Butterworth filter cutoff attenuation is not exactly 0.707(-3dB)

Question

The documentation of scipy Butterworth filter says its cutoff attenuation is 0.707(-3dB). To validate this, I created a square wave signal, performed FFT and implemented a bandpass filter with a band range from 21Hz to 49Hz, finally compared the magnitude of cutoff frequencies(21Hz and 49Hz) between before filter implementation and after. However, the ratio is around 0.689, not even close to 0.707. Can anyone explain why?

import numpy as np
import matplotlib.pyplot as plt
from scipy.signal import butter, sosfilt

def butter_bandpass(lowcut, highcut, fs, order=5):
    nyq = 0.5 * fs
    normalized_low = lowcut / nyq
    normalized_high = highcut / nyq
    sos = butter(order, [normalized_low, normalized_high], btype='bandpass', output='sos')
    return sos

def filter_implementation(sos, data):
    y = sosfilt(sos, data)
    return y

#------------------------------------------------------------------------
# Create a signal

from scipy import signal

# How many time points are needed i,e., Sampling Frequency
sampling_frequency = 1000;

# At what intervals time points are sampled
sampling_interval = 1 / sampling_frequency;

# Begin time period of the signals
begin_time = 0;

# End time period of the signals
end_time = 10; 

# Define signal frequency
signal_frequency = 1

# Time points
time = np.arange(begin_time, end_time, sampling_interval);
data = signal.square(2 * np.pi * signal_frequency * time)
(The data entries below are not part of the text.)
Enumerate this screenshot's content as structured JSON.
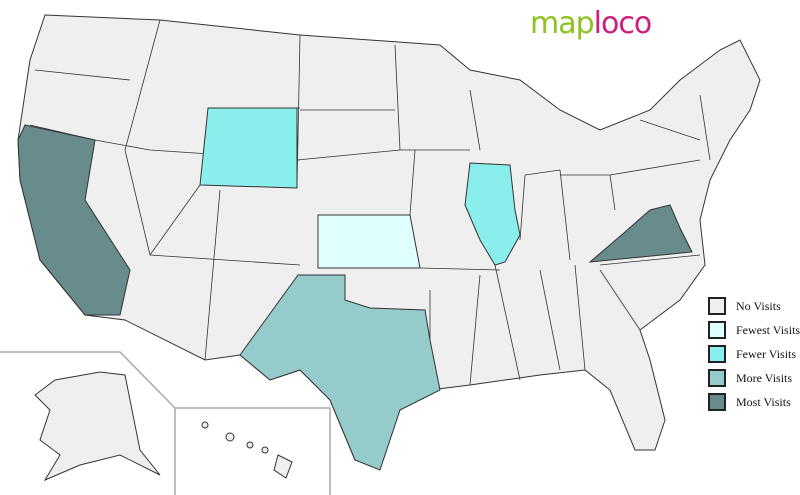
{
  "logo": {
    "part1": "map",
    "part2": "loco"
  },
  "legend": [
    {
      "label": "No Visits",
      "color": "#efefef"
    },
    {
      "label": "Fewest Visits",
      "color": "#e0ffff"
    },
    {
      "label": "Fewer Visits",
      "color": "#8aeeed"
    },
    {
      "label": "More Visits",
      "color": "#96cbcb"
    },
    {
      "label": "Most Visits",
      "color": "#678c8b"
    }
  ],
  "states": {
    "California": "Most Visits",
    "Virginia": "Most Visits",
    "Texas": "More Visits",
    "Wyoming": "Fewer Visits",
    "Illinois": "Fewer Visits",
    "Kansas": "Fewest Visits"
  }
}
plt.figure(figsize = (8, 4))
plt.plot(time, data)
plt.xlabel("Time(s)")
plt.ylabel("Amplitude")
plt.title("Square Wave")
plt.grid()
plt.show()

#------------------------------------------------------------------------
# Perform fft

from scipy.fft import fft, fftfreq

def perform_fft(y, dt):
    yf_temp = fft(y)
    xf = fftfreq(len(y), dt)[:len(y)//2]
    yf = 2.0/len(y) * np.abs(yf_temp[0:len(y)//2])
    return xf, yf

xf, yf = perform_fft(data, 1/sampling_frequency)

plt.figure(figsize = (8, 4))
plt.plot(xf, yf)
plt.xlabel("Frequency(Hz)")
plt.ylabel("Amplitude")
plt.title("Frequency Domain Signal")
plt.grid()
plt.show()

#------------------------------------------------------------------------
# Apply bandpass filter

#Low Frequency
low_cut = 21

#high Frequency
high_cut = 49

print(xf[210])
print(yf[210])
ref_low = yf[210]

print(xf[490])
print(yf[490])
ref_high = yf[490]

# Apply bandpass filter
sos = butter_bandpass(low_cut, high_cut, sampling_frequency, order=5)
filtered_data = filter_implementation(sos, data)

# Plot time domain filtered_data
plt.figure(figsize = (8, 4))
plt.plot(time, filtered_data)
plt.xlabel("Time(s)")
plt.ylabel("Amplitude")
plt.title("Square Wave")
plt.grid()
plt.show()

# Plot frequency domain filtered_data
xf, yf = perform_fft(filtered_data, 1/sampling_frequency)

plt.figure(figsize = (8, 4))
plt.plot(xf, yf)
plt.xlabel("Frequency(Hz)")
plt.ylabel("Amplitude")
plt.title("Frequency Domain Signal")
plt.grid()
plt.show()

#------------------------------------------------------------------------
# Calculate attenuation at cutoff frequencies

print(yf[210]/ref_low)
print(yf[490]/ref_high)

Answer 1

I just realized filter needs time to settle down. This settling process altered the beginning of time domain data and created the small difference. I took the second half of time domain filtered data and got a ratio of 0.70659.